国道10号鹿児島北バイパス 17年ぶり工事再開 トンネル着工の時期未定

(2018/04/04 13:00)
 鹿児島市祇園之洲町の稲荷川河口で昨年11月、祇園之洲橋(仮称)の建設が始まり、17年にわたり中断していた国道10号鹿児島北バイパスの工事が再開した。渋滞に悩む住民やドライバーはバイパス早期完成を待ちわびるが、肝心のトンネル(全長約3キロ)は着工のめどすらついていないのが現状だ。
 3月最後の週末となった31日夕、国道10号の上りは長田陸橋辺りから2.6キロ先の仙巌園(吉野町磯)前まで渋滞が生じていた。道路が片側1車線に減少する“ボトルネック”が原因だ。仙巌園前で分岐し、バイパスに通じる市道にも渋滞は広がる。
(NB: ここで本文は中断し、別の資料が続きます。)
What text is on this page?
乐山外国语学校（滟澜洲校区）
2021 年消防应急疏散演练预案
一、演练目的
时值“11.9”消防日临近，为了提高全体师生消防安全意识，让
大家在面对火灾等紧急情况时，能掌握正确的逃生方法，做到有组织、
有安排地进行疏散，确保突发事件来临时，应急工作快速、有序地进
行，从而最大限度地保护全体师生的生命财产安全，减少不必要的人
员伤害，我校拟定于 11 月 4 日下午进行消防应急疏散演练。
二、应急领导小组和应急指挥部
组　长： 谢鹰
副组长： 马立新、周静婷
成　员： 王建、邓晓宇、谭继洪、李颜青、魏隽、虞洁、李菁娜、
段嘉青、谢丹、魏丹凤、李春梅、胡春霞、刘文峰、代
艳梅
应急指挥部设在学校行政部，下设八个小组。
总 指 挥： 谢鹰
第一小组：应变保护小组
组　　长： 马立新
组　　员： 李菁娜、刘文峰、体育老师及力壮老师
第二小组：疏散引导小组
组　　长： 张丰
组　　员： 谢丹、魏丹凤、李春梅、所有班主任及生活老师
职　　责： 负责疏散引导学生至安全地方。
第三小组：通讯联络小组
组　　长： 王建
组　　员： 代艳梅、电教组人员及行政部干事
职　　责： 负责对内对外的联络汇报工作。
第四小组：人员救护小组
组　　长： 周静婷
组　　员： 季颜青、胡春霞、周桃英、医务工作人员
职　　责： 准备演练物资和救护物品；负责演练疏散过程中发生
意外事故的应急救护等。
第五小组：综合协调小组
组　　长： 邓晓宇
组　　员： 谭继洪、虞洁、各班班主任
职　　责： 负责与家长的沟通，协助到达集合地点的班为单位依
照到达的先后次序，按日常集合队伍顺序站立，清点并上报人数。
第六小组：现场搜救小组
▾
 鹿児島市が昨年のゴールデンウイークに仙巌園付近で実施した交通実態調査によると、渋滞は上りが最大1.3キロ、下りは最大2.8キロ。ここ数年は横ばいというが、地元の受け止めは違う。
 磯町内会の折田雄一会長(79)は「渋滞は年々ひどくなっている。バスが30分以上遅れることも珍しくない」と話す。仙巌園を運営する島津興業の安川周作専務は「渋滞で入園を諦める観光客もいる。一日も早く鹿児島北バイパスを完成させてほしい」と要望する。
 バイパスは吉野町花倉―小川町を結ぶ5.3キロ。1992年度に着工し、2000年3月までに祇園之洲―小川町の1.2キロが開通したものの、その後は工事が中断した。祇園之洲以北のルート変更が繰り返されたためだ。